En effet, il s'agit là de sujets majeurs, touchant à la sécurité des Français et à celle du pays, ainsi qu'aux libertés fondamentales. Ils méritent d'être examinés avec l'attention requise par la chambre qui a vocation à préserver ces libertés et qui autorise le Gouvernement à agir. Compte tenu de la sensibilité et de la complexité des dispositions en cause, il m'a paru opportun de nous donner plus de temps et de reporter d'un an le débat de fond que nous aurions dû avoir cette année. Aussi, avant que le Parlement ne soit amené à se prononcer sur ces dispositions, je propose que les préfets, les forces de sécurité intérieure, les services de renseignement puissent continuer à utiliser les outils qu'ils considèrent unanimement comme nécessaires à leur action, et que les dispositions qui les ont créées soient donc prorogées d'autant. Tel est le sens du projet de loi qui vous est soumis ; sa teneur en explique d'ailleurs la brièveté.
Votre assemblée a adopté en commission un amendement réduisant à six mois, au lieu d'un an, la prorogation des dispositions de la loi SILT et de celles relatives à la technique de l'algorithme. Monsieur le rapporteur, le Gouvernement ne s'opposera pas à ce calendrier resserré, qui le conduira à déposer un nouveau projet de loi à l'automne.
L'étude d'impact du texte qui vous est soumis aujourd'hui présente un premier bilan détaillé de l'application des mesures en question. Je ne m'attarderai donc pas sur ce point lors de l'examen de la quarantaine d'amendements. Je souhaite cependant insister sur l'usage raisonné et ciblé qui a été fait des nouveaux outils que vous avez bien voulu accorder au Gouvernement.

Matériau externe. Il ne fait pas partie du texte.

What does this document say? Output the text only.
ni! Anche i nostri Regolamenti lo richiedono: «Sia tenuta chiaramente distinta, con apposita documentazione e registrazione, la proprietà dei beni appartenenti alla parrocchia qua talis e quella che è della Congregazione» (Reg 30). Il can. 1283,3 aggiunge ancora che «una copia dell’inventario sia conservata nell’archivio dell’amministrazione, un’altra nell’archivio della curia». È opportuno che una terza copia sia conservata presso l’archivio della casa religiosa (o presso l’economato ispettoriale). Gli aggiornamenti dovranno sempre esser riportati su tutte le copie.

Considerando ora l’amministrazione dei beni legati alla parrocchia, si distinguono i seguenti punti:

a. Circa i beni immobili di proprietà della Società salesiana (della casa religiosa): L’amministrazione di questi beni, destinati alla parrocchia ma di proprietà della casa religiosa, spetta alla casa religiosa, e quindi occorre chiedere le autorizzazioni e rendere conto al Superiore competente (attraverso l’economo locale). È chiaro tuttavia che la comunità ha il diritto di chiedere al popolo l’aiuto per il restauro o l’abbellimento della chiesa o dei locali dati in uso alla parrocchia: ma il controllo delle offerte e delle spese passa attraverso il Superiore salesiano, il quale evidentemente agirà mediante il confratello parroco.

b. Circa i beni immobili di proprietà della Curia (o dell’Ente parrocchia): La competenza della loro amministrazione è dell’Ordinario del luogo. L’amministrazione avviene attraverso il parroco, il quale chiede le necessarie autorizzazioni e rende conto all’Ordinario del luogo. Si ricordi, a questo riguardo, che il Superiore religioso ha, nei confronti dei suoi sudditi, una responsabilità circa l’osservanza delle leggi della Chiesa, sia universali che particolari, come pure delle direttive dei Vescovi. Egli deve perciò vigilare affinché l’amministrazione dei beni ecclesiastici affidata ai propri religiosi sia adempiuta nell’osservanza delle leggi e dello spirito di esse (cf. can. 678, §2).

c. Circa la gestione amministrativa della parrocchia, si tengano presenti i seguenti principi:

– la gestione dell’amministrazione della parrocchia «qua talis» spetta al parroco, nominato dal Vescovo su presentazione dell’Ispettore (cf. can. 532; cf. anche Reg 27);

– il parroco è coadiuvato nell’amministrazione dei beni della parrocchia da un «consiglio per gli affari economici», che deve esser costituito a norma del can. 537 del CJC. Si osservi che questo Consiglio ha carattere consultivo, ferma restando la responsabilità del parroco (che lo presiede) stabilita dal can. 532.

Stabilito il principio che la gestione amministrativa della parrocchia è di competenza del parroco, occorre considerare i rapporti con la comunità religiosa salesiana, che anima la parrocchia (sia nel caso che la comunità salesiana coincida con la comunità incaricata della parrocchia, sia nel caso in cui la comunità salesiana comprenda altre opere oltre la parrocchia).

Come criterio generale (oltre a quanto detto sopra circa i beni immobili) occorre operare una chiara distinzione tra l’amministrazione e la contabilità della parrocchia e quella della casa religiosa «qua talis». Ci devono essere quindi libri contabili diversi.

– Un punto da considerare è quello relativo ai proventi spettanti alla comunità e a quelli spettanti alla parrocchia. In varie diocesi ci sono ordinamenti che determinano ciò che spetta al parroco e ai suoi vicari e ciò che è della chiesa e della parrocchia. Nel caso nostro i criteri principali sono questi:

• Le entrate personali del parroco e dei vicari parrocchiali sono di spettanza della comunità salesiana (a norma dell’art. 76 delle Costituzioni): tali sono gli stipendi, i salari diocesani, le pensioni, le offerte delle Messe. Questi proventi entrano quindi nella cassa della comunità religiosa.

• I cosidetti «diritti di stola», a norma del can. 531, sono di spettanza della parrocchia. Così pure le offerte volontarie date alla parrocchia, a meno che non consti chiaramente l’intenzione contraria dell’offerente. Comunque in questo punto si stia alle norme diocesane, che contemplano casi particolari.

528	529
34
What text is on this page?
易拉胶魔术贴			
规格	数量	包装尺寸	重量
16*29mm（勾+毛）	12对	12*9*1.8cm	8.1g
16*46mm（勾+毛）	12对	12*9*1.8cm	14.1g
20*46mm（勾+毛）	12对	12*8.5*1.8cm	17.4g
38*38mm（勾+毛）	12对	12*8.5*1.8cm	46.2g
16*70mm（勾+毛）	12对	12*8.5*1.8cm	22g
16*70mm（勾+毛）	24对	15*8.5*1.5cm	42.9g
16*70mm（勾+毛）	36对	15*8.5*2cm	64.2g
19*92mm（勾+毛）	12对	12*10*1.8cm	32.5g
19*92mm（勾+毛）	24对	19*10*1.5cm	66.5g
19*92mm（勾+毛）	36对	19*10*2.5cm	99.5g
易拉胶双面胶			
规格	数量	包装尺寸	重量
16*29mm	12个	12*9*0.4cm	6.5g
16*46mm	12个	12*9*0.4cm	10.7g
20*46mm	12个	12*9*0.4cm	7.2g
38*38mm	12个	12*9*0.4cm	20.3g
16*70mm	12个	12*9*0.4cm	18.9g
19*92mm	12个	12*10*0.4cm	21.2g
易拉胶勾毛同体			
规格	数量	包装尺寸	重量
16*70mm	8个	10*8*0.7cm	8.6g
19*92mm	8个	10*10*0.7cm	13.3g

Au 17 juillet 2020, quelque 531 périmètres de protection ont été instaurés ; sept lieux de culte ont été fermés au titre de la loi SILT ; 302 mesures individuelles de contrôle administratif et de surveillance ont été notifiées, dont 59 sont encore actives à ce jour ; 169 visites domiciliaires ont été réalisées. Ces mesures ont été utilisées de manière ciblée et toujours sous le contrôle du juge. Conformément à l'article L. 22-10-1 du code de la sécurité intérieure, introduit par l'article 5 de la loi SILT, le Parlement a été informé sans délai de la mise en oeuvre de chacune d'entre elles. Comme je l'ai déjà évoqué, il a également été destinataire, chaque année, d'un rapport relatif à l'application de la loi.
Le Gouvernement a également fait un usage raisonné de la technique de l'algorithme. Ainsi, depuis 2015, trois traitements automatisés ont été autorisés par le Premier ministre, après avis favorable de la Commission nationale de contrôle des techniques de renseignement, la CNCTR. Un rapport classé « confidentiel défense » détaillant leur nature et leur apport opérationnel a été remis à la délégation parlementaire au renseignement. À chaque fois, ils ont permis de détecter des contacts entre individus porteurs d'une menace terroriste, d'obtenir des informations sur leur localisation, de mettre à jour ce que nous savions du comportement d'individus connus des services de renseignement et nécessitant des investigations plus approfondies, d'améliorer la connaissance des services concernant la manière de procéder des membres de la mouvance terroriste.